Akhirnya, usahaku berbuah. Aku diterima di Universitas Riau dengan beasiswa
penuh dijurusan pendidikan. hari itu, aku pulang membawa surat penerimaan. Ayah terdiam
saat membacanya. Meski wajahnya tampak datar, sorot matanya tak bisa menyembunyikan
Bahagia yang meluap. Senyumnya mungkin tak lebar, tapia ada hangat, hangat yang hanya
bisa dimengerti oleh anak yang tahu, bahwa dibalik cueknya, Ayah sedang sangat bangga.
Kini, aku sedang menjalani masa kuliah. Hidup jauh dari rumah memang tidak
mudah, tapi aku terus melangkah. Setiap pagi, aku membayangkan diriku bediri di depan
kelas, memegang spidol, dan berkata, “Selanat pagi, anak-anak!”

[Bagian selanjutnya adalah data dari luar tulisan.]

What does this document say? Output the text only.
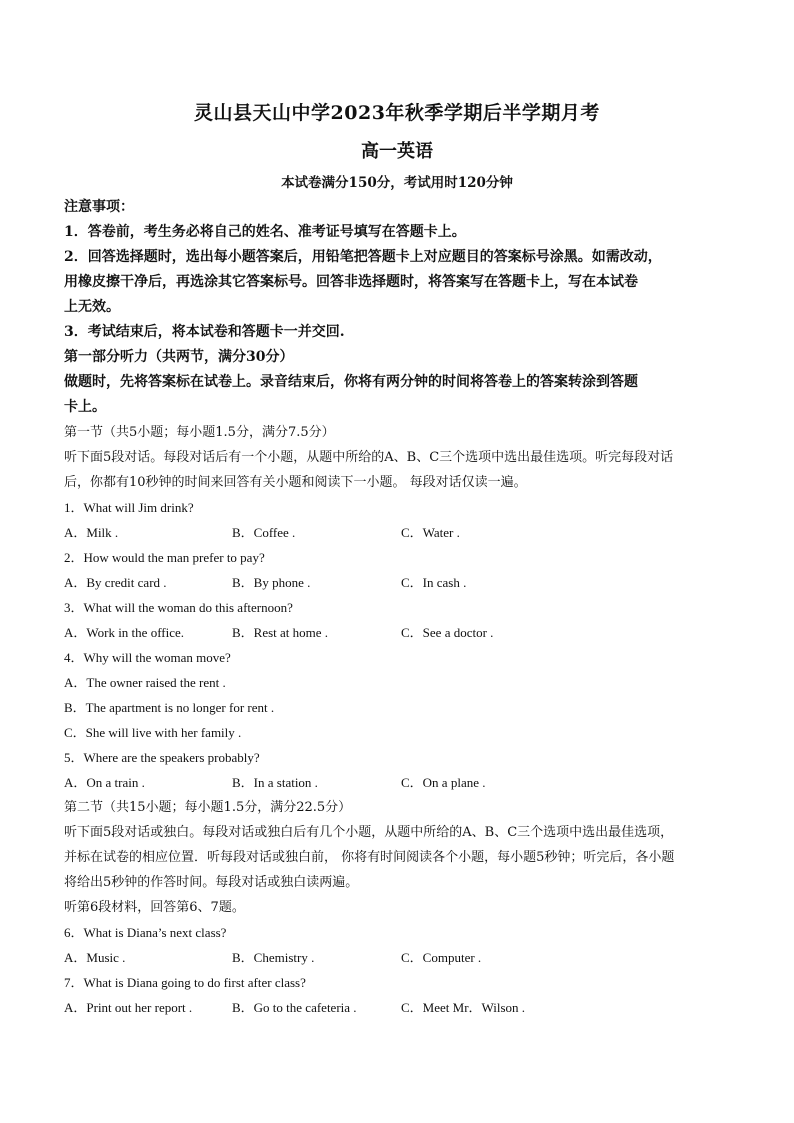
灵山县天山中学2023年秋季学期后半学期月考

高一英语

本试卷满分150分，考试用时120分钟

注意事项：

1．答卷前，考生务必将自己的姓名、准考证号填写在答题卡上。

2．回答选择题时，选出每小题答案后，用铅笔把答题卡上对应题目的答案标号涂黑。如需改动，

用橡皮擦干净后，再选涂其它答案标号。回答非选择题时，将答案写在答题卡上，写在本试卷

上无效。

3．考试结束后，将本试卷和答题卡一并交回.

第一部分听力（共两节，满分30分）

做题时，先将答案标在试卷上。录音结束后，你将有两分钟的时间将答卷上的答案转涂到答题

卡上。

第一节（共5小题；每小题1.5分，满分7.5分）

听下面5段对话。每段对话后有一个小题，从题中所给的A、B、C三个选项中选出最佳选项。听完每段对话

后，你都有10秒钟的时间来回答有关小题和阅读下一小题。 每段对话仅读一遍。

1．What will Jim drink?

A．Milk .	B．Coffee .	C．Water .

2．How would the man prefer to pay?

A．By credit card .	B．By phone .	C．In cash .

3．What will the woman do this afternoon?

A．Work in the office.	B．Rest at home .	C．See a doctor .

4．Why will the woman move?

A．The owner raised the rent .

B．The apartment is no longer for rent .

C．She will live with her family .

5．Where are the speakers probably?

A．On a train .	B．In a station .	C．On a plane .

第二节（共15小题；每小题1.5分，满分22.5分）

听下面5段对话或独白。每段对话或独白后有几个小题，从题中所给的A、B、C三个选项中选出最佳选项，

并标在试卷的相应位置．听每段对话或独白前， 你将有时间阅读各个小题，每小题5秒钟；听完后，各小题

将给出5秒钟的作答时间。每段对话或独白读两遍。

听第6段材料，回答第6、7题。

6．What is Diana’s next class?

A．Music .	B．Chemistry .	C．Computer .

7．What is Diana going to do first after class?

A．Print out her report .	B．Go to the cafeteria .	C．Meet Mr．Wilson .
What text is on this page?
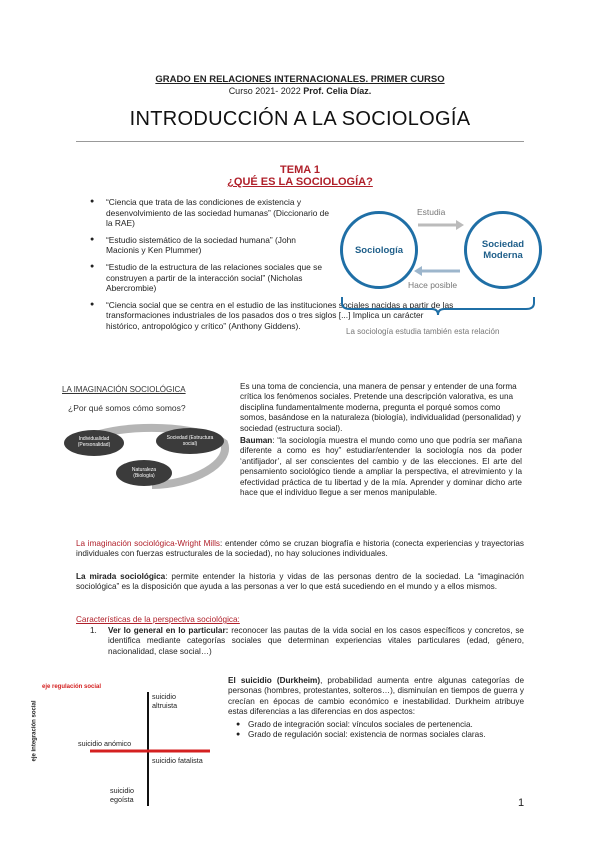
GRADO EN RELACIONES INTERNACIONALES. PRIMER CURSO
Curso 2021- 2022 Prof. Celia Díaz.
INTRODUCCIÓN A LA SOCIOLOGÍA
TEMA 1
¿QUÉ ES LA SOCIOLOGÍA?
● “Ciencia que trata de las condiciones de existencia y desenvolvimiento de las sociedad humanas” (Diccionario de la RAE)
● “Estudio sistemático de la sociedad humana” (John Macionis y Ken Plummer)
● “Estudio de la estructura de las relaciones sociales que se construyen a partir de la interacción social” (Nicholas Abercrombie)
● “Ciencia social que se centra en el estudio de las instituciones sociales nacidas a partir de las transformaciones industriales de los pasados dos o tres siglos [...] Implica un carácter histórico, antropológico y crítico” (Anthony Giddens).
Sociología	Sociedad Moderna
Estudia
Hace posible
La sociología estudia también esta relación
LA IMAGINACIÓN SOCIOLÓGICA
¿Por qué somos cómo somos?
Individualidad (Personalidad)
Sociedad (Estructura social)
Naturaleza (Biología)
Es una toma de conciencia, una manera de pensar y entender de una forma crítica los fenómenos sociales. Pretende una descripción valorativa, es una disciplina fundamentalmente moderna, pregunta el porqué somos como somos, basándose en la naturaleza (biología), individualidad (personalidad) y sociedad (estructura social).
Bauman: “la sociología muestra el mundo como uno que podría ser mañana diferente a como es hoy” estudiar/entender la sociología nos da poder ‘antifijador’, al ser conscientes del cambio y de las elecciones. El arte del pensamiento sociológico tiende a ampliar la perspectiva, el atrevimiento y la efectividad práctica de tu libertad y de la mía. Aprender y dominar dicho arte hace que el individuo llegue a ser menos manipulable.
La imaginación sociológica-Wright Mills: entender cómo se cruzan biografía e historia (conecta experiencias y trayectorias individuales con fuerzas estructurales de la sociedad), no hay soluciones individuales.
La mirada sociológica: permite entender la historia y vidas de las personas dentro de la sociedad. La “imaginación sociológica” es la disposición que ayuda a las personas a ver lo que está sucediendo en el mundo y a ellos mismos.
Características de la perspectiva sociológica:
1. Ver lo general en lo particular: reconocer las pautas de la vida social en los casos específicos y concretos, se identifica mediante categorías sociales que determinan experiencias vitales particulares (edad, género, nacionalidad, clase social…)
eje regulación social
eje integración social
suicidio
altruista
suicidio anómico
suicidio fatalista
suicidio
egoísta
El suicidio (Durkheim), probabilidad aumenta entre algunas categorías de personas (hombres, protestantes, solteros…), disminuían en tiempos de guerra y crecían en épocas de cambio económico e inestabilidad. Durkheim atribuye estas diferencias a las diferencias en dos aspectos:
● Grado de integración social: vínculos sociales de pertenencia.
● Grado de regulación social: existencia de normas sociales claras.
1
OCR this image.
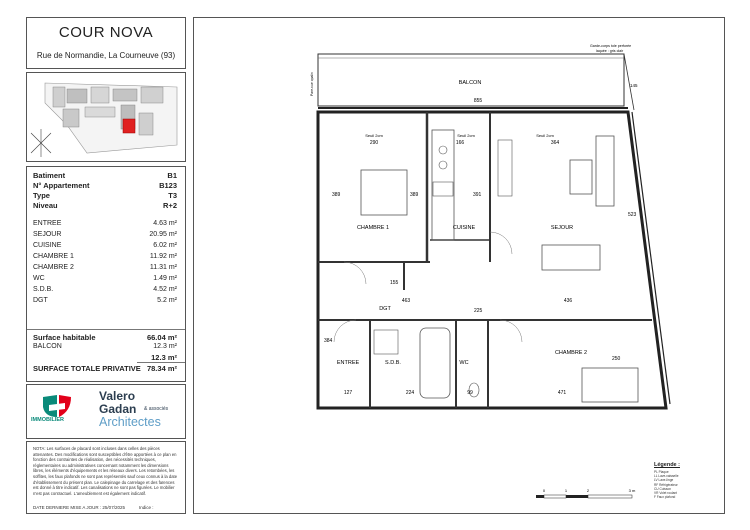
COUR NOVA
Rue de Normandie, La Courneuve (93)
Batiment	B1
N° Appartement	B123
Type	T3
Niveau	R+2
ENTREE	4.63 m²
SEJOUR	20.95 m²
CUISINE	6.02 m²
CHAMBRE 1	11.92 m²
CHAMBRE 2	11.31 m²
WC	1.49 m²
S.D.B.	4.52 m²
DGT	5.2 m²
Surface habitable	66.04 m²
BALCON	12.3 m²
12.3 m²
SURFACE TOTALE PRIVATIVE 78.34 m²
IMMOBILIER
Valero
Gadan & associés
Architectes
NOTA: Les surfaces de placard sont incluses dans celles des pièces attenantes. Des modifications sont susceptibles d'être apportées à ce plan en fonction des contraintes de réalisation, des nécessités techniques, réglementaires ou administratives concernant notamment les dimensions libres, les éléments d'équipements et les réseaux divers. Les retombées, les soffites, les faux plafonds ne sont pas représentés sauf ceux connus à la date d'établissement du présent plan. Le calepinage du carrelage et des faïences est donné à titre indicatif. Les canalisations ne sont pas figurées. Le mobilier n'est pas contractuel. L'ameublement est également indicatif.
DATE DERNIERE MISE A JOUR : 25/07/2025	Indice :
BALCON
CHAMBRE 1	CUISINE	SEJOUR
DGT
ENTREE	S.D.B.	WC
CHAMBRE 2
855
145
Seuil 2cm	Seuil 2cm	Seuil 2cm
290	166	364
389	389	391
523
463	436
155
225
384
250
127	224	99	471
Garde-corps tole perforée
laquée : gris clair
Pare-vue opalin
0	1	2	3 m
Légende :
PL Plaque
LL Lave-vaisselle
LV Lave-linge
RF Réfrigérateur
CU Cuisson
VR Volet roulant
F Faux plafond
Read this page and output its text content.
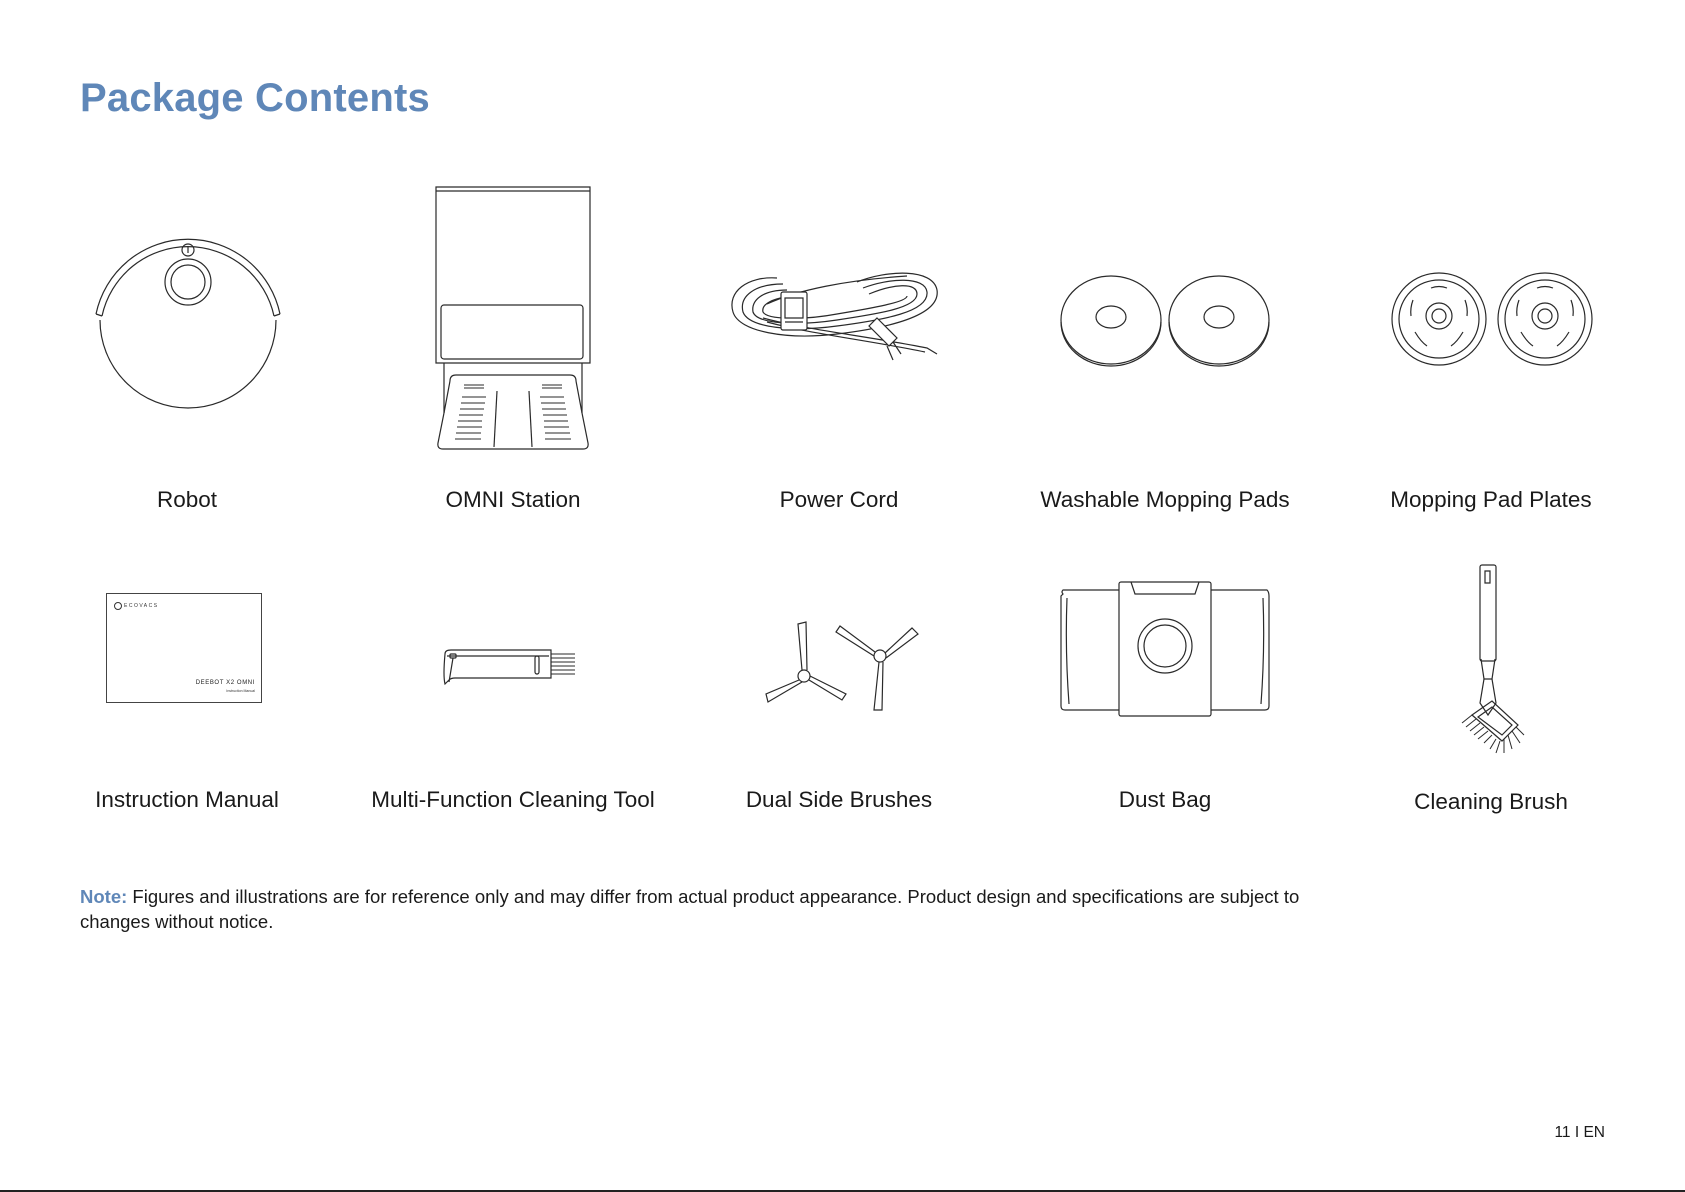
Package Contents
Robot	OMNI Station	Power Cord	Washable Mopping Pads	Mopping Pad Plates
ECOVACS
DEEBOT X2 OMNI
Instruction Manual
Instruction Manual	Multi-Function Cleaning Tool	Dual Side Brushes	Dust Bag	Cleaning Brush

Note: Figures and illustrations are for reference only and may differ from actual product appearance. Product design and specifications are subject to changes without notice.

11 I EN
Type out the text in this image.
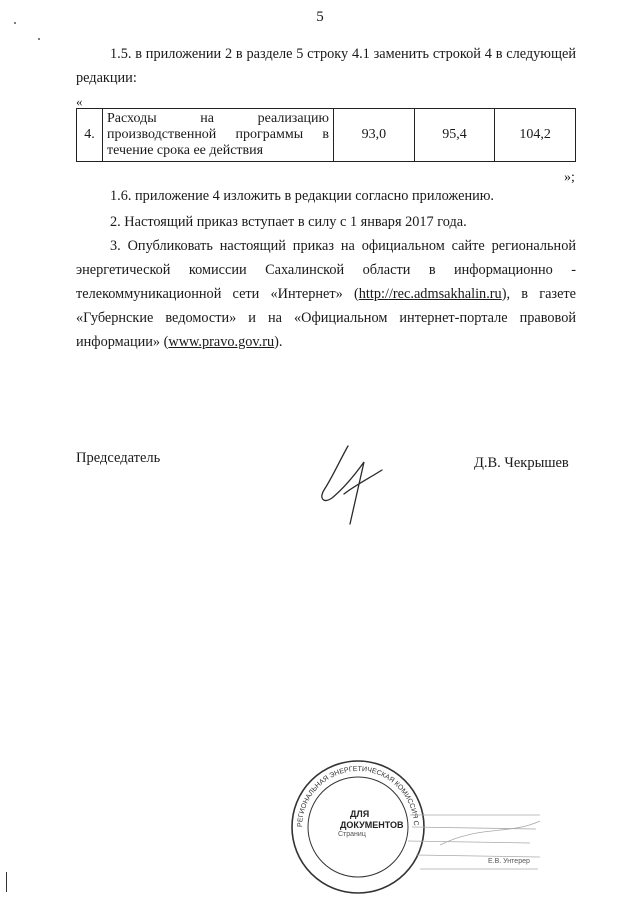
5
1.5. в приложении 2 в разделе 5 строку 4.1 заменить строкой 4 в следующей редакции:
«
4.	Расходы на реализацию производственной программы в течение срока ее действия	93,0	95,4	104,2
»;
1.6. приложение 4 изложить в редакции согласно приложению.
2. Настоящий приказ вступает в силу с 1 января 2017 года.
3. Опубликовать настоящий приказ на официальном сайте региональной энергетической комиссии Сахалинской области в информационно - телекоммуникационной сети «Интернет» (http://rec.admsakhalin.ru), в газете «Губернские ведомости» и на «Официальном интернет-портале правовой информации» (www.pravo.gov.ru).
Председатель	Д.В. Чекрышев
РЕГИОНАЛЬНАЯ ЭНЕРГЕТИЧЕСКАЯ КОМИССИЯ С
ДЛЯ
ДОКУМЕНТОВ
Страниц
Е.В. Унтерер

Langkahku mungkin kecil, tapi penuh arti. Aku tahu, aku sedang menanam benih
perubahan. Bukan hanya untuk diriku, tapi juga untuk anak-anak di desa nanti. Dan suatu
hari, aku akan Kembali. Mengajar di sekolah tempat mimpiku dimulai, dan menunjukkan
bahwa mimpi bisa jadi nyata jika diperjuangankan.